H. de Saint Marc : "Après la guerre, la découverte des camps de concentration a occulté un fait marquant des années 30. L'Europe était alors couverte de camps : détention, réfugiés, transit. Dans la France de la IIIe République, les réfugiés en provenance d'Allemagne et d'Espagne étaient rassemblées dans des camps dits de "recueil" dans le sud (Argelès, Saint-Cyprien, Gurs...) " [...]

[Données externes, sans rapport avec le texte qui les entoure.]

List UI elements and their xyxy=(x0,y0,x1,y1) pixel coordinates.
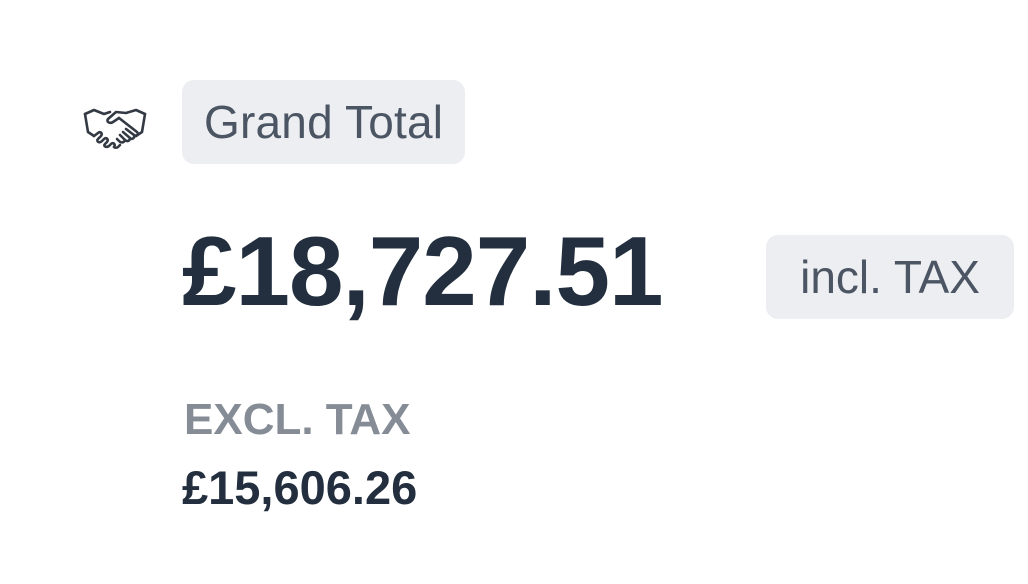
grand-total-title-badge: Grand Total xyxy=(182,80,466,164)
grand-total-amount: £18,727.51 xyxy=(182,216,663,326)
incl-tax-badge: incl. TAX xyxy=(766,235,1014,319)
excl-tax-label: EXCL. TAX xyxy=(184,395,411,444)
handshake-icon xyxy=(82,102,148,150)
excl-tax-amount: £15,606.26 xyxy=(182,461,418,514)
grand-total-title: Grand Total xyxy=(204,96,444,148)
incl-tax-label: incl. TAX xyxy=(800,251,980,303)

A. Kageneck : "Avant la guerre, les Allemands furent les premières victimes des camps. On savait parfaitement que si l'on ne s'alignait pas sur les opinions officielles, on risquait l'arrestation. Mais cette crainte était souvent recouverte par un sentiment pervers : pour nous, ces lieux de mort étaient le revers de la médaille, quelque chose comme l'effroyable prix à payer pour ce que le régime donnait à l'Allemagne : l'unité retrouvée, la puissance économique, la force militaire..."
Voilà excusez pour la longueur mais je pense que ces témoignages disent toute l'ambiguité des savoirs et des soupçons à l'époque.